In the spirit of our timetable a le rigorous, Tim and I decided to challenge ourselves into creating a board game in 1 hour. The words our professor gave us were "aliens" and "cows". We set down to work however would often get distracted by the evil villain above roaming the board games room. An hour and a half later we were playing a game we had just created with more notches of valuable lessons learned. The game was all about cows (on a hexagonal grid field) who are tired of being the victims of alien abductions so they decide to fight back the only way they know how: eating, pooping, moving. The first concern was that as only two of us were making this game, we found it much harder to bounce back and forth ideas. We managed to overcome this by getting a prototype out half an hour in. After that point, ideas and refinements flowed much better and we got much further ahead in our design. We looked at previously played co-op games such as Castle Panic to inform how this game should work. Another interesting observation was how tightly the game mechanics and rules we had created were related to the aesthetics of the game. Halfway through the game creation we tried re-skinning it as something other than aliens abducting cows but didn't find another world in which the particular mechanics we had would make sense. This further reinforced my belief that in order to create innovative games the mechanics and the aesthetics of the game need to be co-dependent so that one cannot exist without the other.

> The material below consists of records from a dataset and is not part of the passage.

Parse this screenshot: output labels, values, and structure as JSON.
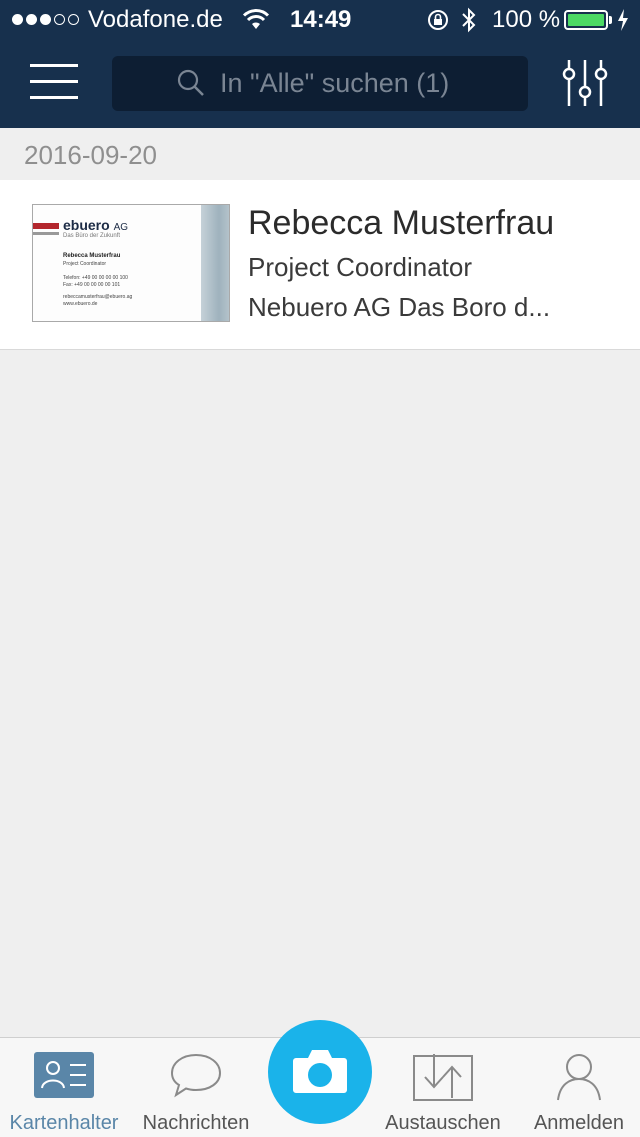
{
  "status_bar": {
    "carrier": "Vodafone.de",
    "time": "14:49",
    "battery_percent": "100 %",
    "battery_level": 1.0,
    "signal_bars_filled": 3,
    "signal_bars_total": 5
  },
  "header": {
    "search_placeholder": "In \"Alle\" suchen (1)",
    "menu_icon": "hamburger-menu-icon",
    "filter_icon": "sliders-icon",
    "search_icon": "search-icon"
  },
  "list": {
    "date_group": "2016-09-20",
    "cards": [
      {
        "name": "Rebecca Musterfrau",
        "title": "Project Coordinator",
        "company": "Nebuero AG Das Boro d...",
        "thumbnail": {
          "logo": "ebuero",
          "logo_suffix": "AG",
          "tagline": "Das Büro der Zukunft",
          "name": "Rebecca Musterfrau",
          "role": "Project Coordinator",
          "phone": "Telefon:    +49 00 00 00 00 100",
          "fax": "Fax:          +49 00 00 00 00 101",
          "email": "rebeccamusterfrau@ebuero.ag",
          "web": "www.ebuero.de"
        }
      }
    ]
  },
  "tabbar": {
    "tabs": [
      {
        "label": "Kartenhalter",
        "icon": "contacts-icon",
        "active": true
      },
      {
        "label": "Nachrichten",
        "icon": "chat-bubble-icon",
        "active": false
      },
      {
        "label": "Austauschen",
        "icon": "exchange-icon",
        "active": false
      },
      {
        "label": "Anmelden",
        "icon": "person-icon",
        "active": false
      }
    ],
    "camera_icon": "camera-icon"
  },
  "colors": {
    "header_bg": "#17304d",
    "search_bg": "#0d1e33",
    "accent": "#1ab3ea",
    "active_tab": "#5a86a8",
    "battery_green": "#4cd964"
  }
}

New games played this week were limited as my board games arrived (Dixit and Gloom) and I was super excited to get everyone to play them. However I did get my hands on Dead of Winter when two professors came hunting for students to play the game with them. It reminded me a lot of Battlestar Galactica which is a game I enjoy a lot, except there was one thing I found Dead of Winter didn't do so well. It tries to create conflicting agendas between players however the co-op aspect of the game is so strong that we ignored our personal agendas for the survival of the group. More weight needs to be placed on the personal agenda by creating real consequences in the game. Another game I played was The Yawgh with two bachelor students in the games lab. It is an incredibly funny game that often had us in stitches though what was especially interesting to me was seeing the different play styles of each of us. One concentrated on the stats, another in keeping in character, while I found the most entertainment in the story as I created the town drunk who after the Yawgh becomes the town leader. It's a truly inspirational story.